Initiée par le dirigeant du PS de Corse du Sud Jean Marc Ciabrini et un sénateur de Charente maritime, Mickaël Vallet, cette motion est proposée au vote du Congrès du Parti Socialiste qui doit se tenir en juin 2025. C’est un manifeste jacobin inspiré de « l’universalisme républicain » tel qu’il est conçu par le Conseil Constitutionnel, dont un ancien président, Robert Badinter, est cité en introduction. Ce texte transpire à chaque ligne cette idéologie qui veut arriver à l’uniformité des territoires, considérée comme consubstantielle à l’unité de l’Etat.
Pour eux « aucun critère historique ne justifie d’accorder un statut si différent » à la Corse, comme le proposent les « écritures constitutionnelles* » signées par les élus corses et Gérald Darmanin au nom du gouvernement et du Président de la République.

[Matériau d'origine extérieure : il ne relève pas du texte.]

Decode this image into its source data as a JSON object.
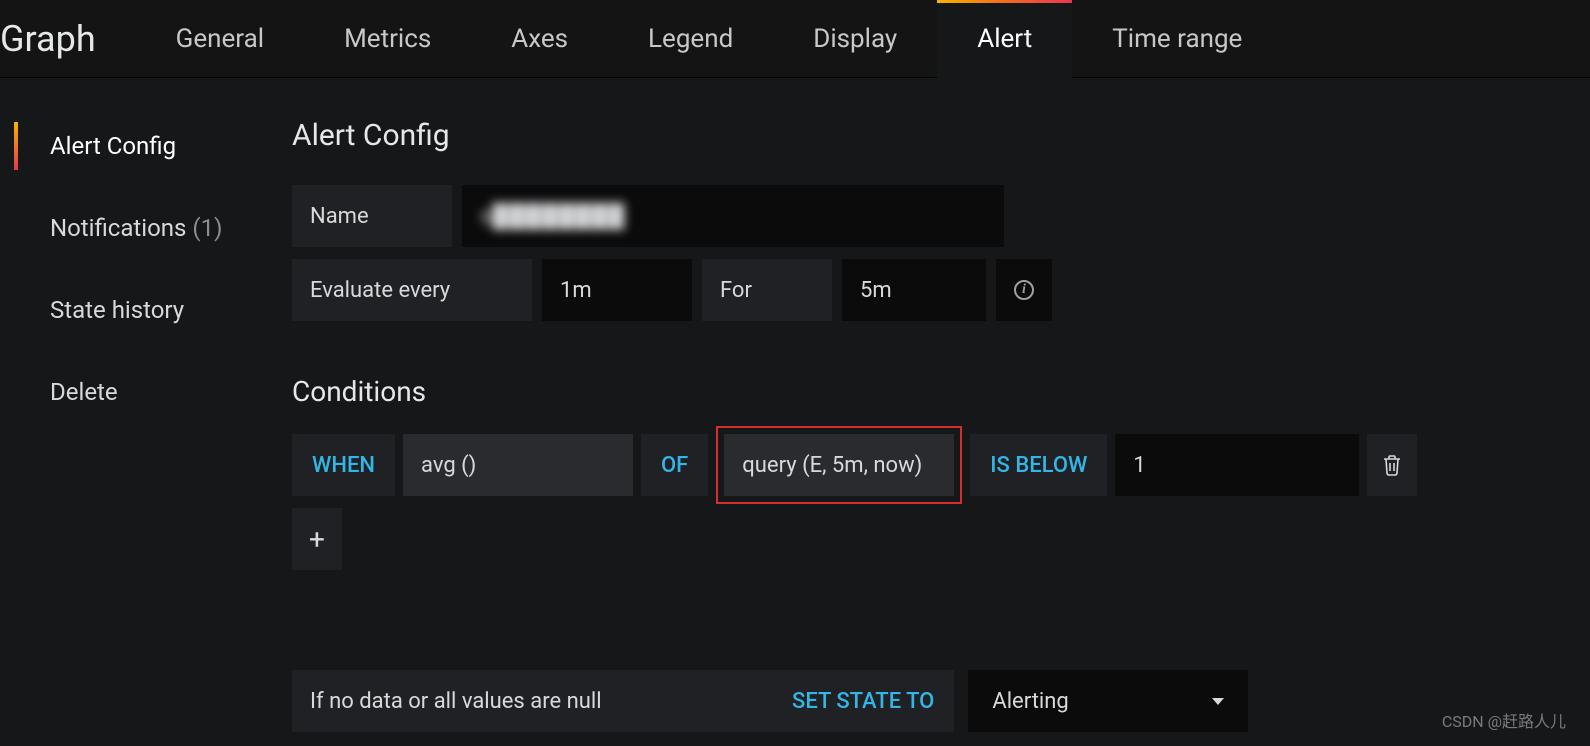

En cette année 2025 où l’on commémore à la fois le 300ème anniversaire de la naissance de Pascal Paoli et le 50ème anniversaire des événements d’Aleria, c’est avoir une approche bien singulière de l’Histoire que de considérer que celle de la Corse a commencé, et s’est arrêtée, le jour où elle a été rattachée, par la force des armes, au Royaume de France, puis, par l’exil forcé de Pascal Paoli, à une République jacobine une et indivisible.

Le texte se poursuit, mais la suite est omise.